Thursday, September 2, 2010

Golf, The Amish, and The Catholic Sensibility

On a sunny Sunday morning several years back, before I gave up playing golf—before, that is, I fully realized that “golf” spelled backwards precisely names the applied masochism the game entails—three horse-drawn buggies containing three Amish families on their way to Sunday service passed by on the road near the green I was approaching. As they passed, each occupant in each buggy turned to look at me. I wondered, do they think I am profaning the Lord’s Day by being on a golf course instead of in a church? Then, almost immediately, unable to pass by myself, I wondered, am I?

And there it was. The Catholic sensibility. The earth has spun around the sun forty times since I was a practicing Catholic; forty times since I actively embraced the faith into which I was born, upon which I had been raised, and in which I had been educated; forty times since I had been to Sunday Mass; forty times since I had conscripted myself in the capacious army of the fallen away. And still, still, that persistent, low-frequency hum of Catholic sensibility from which a periodic, stiletto-sharp, consciousness-piercing pulse of guilt erupted.

Catholic sensibility is the Mariana Trench of concepts, deep enough for every human being on the planet, and, possibly, elsewhere, to validate the assertion of that sage semanticist, Humpty Dumpty, who tells Alice, “When I use a word . . . it means just what I choose it to mean—neither more nor less.” For me, Catholic sensibility is a set of principles that ligature experience—of the world and of oneself—and keep the soul right side up. It is not the prose of doctrinal conformity, so much as a mindfulness of the poetry of spiritual immanence and a determination to shape one’s life by the stern claims of its entailments. It is the stance of Anselm who, in the preface to his Proslogium, declared he wrote as “one who seeks to understand what he believes,” “understand” here meaning thorough knowledge in the service of accomplished performance. It is the stance of Aquinas, whose prescription for salvation is to know what we “ought to believe,” what we “ought to desire,” and what we “ought to do.”

I have found, and continue to find, myself bruised in the encounter with the last of Acquinas’s oughts: “ought to do”. Catholicism makes performative demands, and for me they are a “reflexive” confessional, Emerson’s term for the standards by which I “absolve me to myself.” By that standard, I remain unshriven. Belief, I believe, is not doctrinal assent; that is merely passive fundamentalism. Rather, belief is basic theological principles practiced. The good of any activity, its virtue, Alasdair MacIntyre says, is internal to the practice of it. I know what I ought to believe and believe it; I know what I ought to desire and desire it. I believe in a natural law that reveals universal moral precepts and desire to conform myself to them. I believe in the reality of conscience, free will, and individual responsibility and desire to be alert to their dictates. I believe, with Aquinas, that human reason is “rather like God in the world” and desire to be an analyst as well as a witness. I believe in Jesus’s second great commandment and desire to seek the well-being of my neighbor with the same alacrity with which I seek my own. I believe that the Mass is a ceremony commemorating atoning sacrifice and conferring benediction, and that, at its heart, in a time when the word is so casually applied, lies a miracle.
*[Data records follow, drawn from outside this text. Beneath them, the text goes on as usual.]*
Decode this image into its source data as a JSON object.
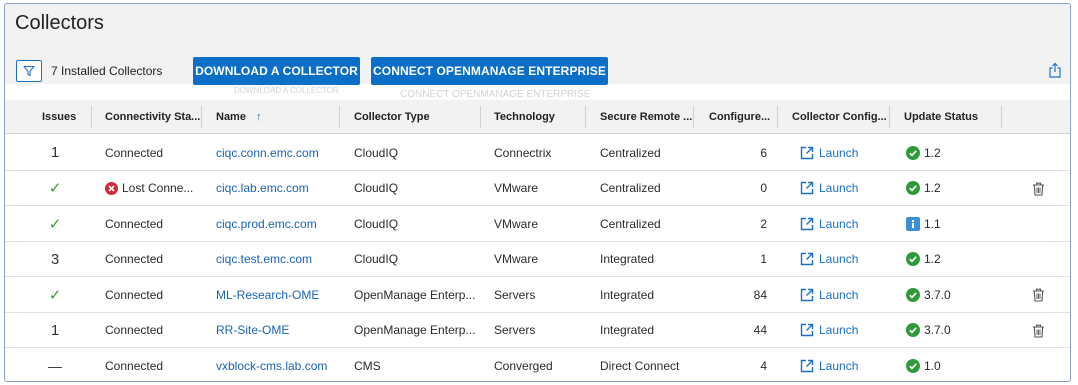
{
  "page": {
    "title": "Collectors"
  },
  "toolbar": {
    "filter_icon": "filter-icon",
    "count_text": "7 Installed Collectors",
    "download_label": "DOWNLOAD A COLLECTOR",
    "connect_label": "CONNECT OPENMANAGE ENTERPRISE",
    "download_ghost": "DOWNLOAD A COLLECTOR",
    "connect_ghost": "CONNECT OPENMANAGE ENTERPRISE",
    "export_icon": "export-icon"
  },
  "table": {
    "columns": {
      "issues": "Issues",
      "connectivity": "Connectivity Sta...",
      "name": "Name",
      "name_sort": "↑",
      "collector_type": "Collector Type",
      "technology": "Technology",
      "secure_remote": "Secure Remote ...",
      "configured": "Configure...",
      "collector_config": "Collector Config...",
      "update_status": "Update Status"
    },
    "rows": [
      {
        "issues": "1",
        "issue_kind": "number",
        "connectivity": "Connected",
        "conn_error": false,
        "name": "ciqc.conn.emc.com",
        "type": "CloudIQ",
        "technology": "Connectrix",
        "secure": "Centralized",
        "configured": "6",
        "config": "Launch",
        "update": "1.2",
        "update_kind": "ok",
        "trash": false
      },
      {
        "issues": "✓",
        "issue_kind": "check",
        "connectivity": "Lost Conne...",
        "conn_error": true,
        "name": "ciqc.lab.emc.com",
        "type": "CloudIQ",
        "technology": "VMware",
        "secure": "Centralized",
        "configured": "0",
        "config": "Launch",
        "update": "1.2",
        "update_kind": "ok",
        "trash": true
      },
      {
        "issues": "✓",
        "issue_kind": "check",
        "connectivity": "Connected",
        "conn_error": false,
        "name": "ciqc.prod.emc.com",
        "type": "CloudIQ",
        "technology": "VMware",
        "secure": "Centralized",
        "configured": "2",
        "config": "Launch",
        "update": "1.1",
        "update_kind": "info",
        "trash": false
      },
      {
        "issues": "3",
        "issue_kind": "number",
        "connectivity": "Connected",
        "conn_error": false,
        "name": "ciqc.test.emc.com",
        "type": "CloudIQ",
        "technology": "VMware",
        "secure": "Integrated",
        "configured": "1",
        "config": "Launch",
        "update": "1.2",
        "update_kind": "ok",
        "trash": false
      },
      {
        "issues": "✓",
        "issue_kind": "check",
        "connectivity": "Connected",
        "conn_error": false,
        "name": "ML-Research-OME",
        "type": "OpenManage Enterp...",
        "technology": "Servers",
        "secure": "Integrated",
        "configured": "84",
        "config": "Launch",
        "update": "3.7.0",
        "update_kind": "ok",
        "trash": true
      },
      {
        "issues": "1",
        "issue_kind": "number",
        "connectivity": "Connected",
        "conn_error": false,
        "name": "RR-Site-OME",
        "type": "OpenManage Enterp...",
        "technology": "Servers",
        "secure": "Integrated",
        "configured": "44",
        "config": "Launch",
        "update": "3.7.0",
        "update_kind": "ok",
        "trash": true
      },
      {
        "issues": "—",
        "issue_kind": "dash",
        "connectivity": "Connected",
        "conn_error": false,
        "name": "vxblock-cms.lab.com",
        "type": "CMS",
        "technology": "Converged",
        "secure": "Direct Connect",
        "configured": "4",
        "config": "Launch",
        "update": "1.0",
        "update_kind": "ok",
        "trash": false
      }
    ]
  },
  "colors": {
    "accent": "#0b6fc7",
    "link": "#1a63b8",
    "ok_green": "#2e9a3a",
    "check_green": "#3a9a3a",
    "error_red": "#d2283c",
    "info_blue": "#3a8fd6",
    "header_bg": "#f2f2f2"
  }
}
But, despite knowing what I ought to do, I falter. I am too often decentered by glibness and cynicism and self-absorption and inattentiveness and lack of trust and stubbornly imperviousness to the needs of others. I am too often weak, just plain weak, and without the moral arrowroot that would thicken my fortitude. Catholicism demands that what I believe and desire be fully integrated into all aspects of my life, that it be the lived texture of all my relations with the world. Knowing that, and knowing as well my capacity for indolence and indecisive lassitude, suborns me; it leads me to accept the flat-souled givenness of my doing instead of its oughtness. That is, in me, the Catholic sensibility that gave me pause before the gaze of those three passing Amish families.

Perhaps their being Amish keyed open the door of my Catholic sensibility, for their lives bear witness in every way to Paul’s description in Romans of the practice of belief: “Do not conform any longer to the pattern of this world, but be transformed by the renewing of your mind. Then you will be able to test and approve what God's will is.” “Test and approve,” action incorporated, embodied: thus the simplicity of dress to act humility; thus the refusal of connection to electrical grids to act a disconnection from a world that demands conformity to its structures of thinking and feeling; thus the lack of car ownership to act a communal equality of status, wealth, and power; thus the Ordnung to act a way of life governed not by statute but by a tradition absorbed so undilutedly into the community’s capillary system it need not be spoken. And thus, while I played golf, three families committed to service and holy living, to transformation and renewal, on their way to their church district’s Sunday service.

By the end of that round of golf I had resolved to never again play on Sunday. One year later, I quit playing golf entirely. And to this day I am still thinking, still wondering, still almost but not quite prepared to listen to the still small voice that tells me I ought to return to Sunday mass.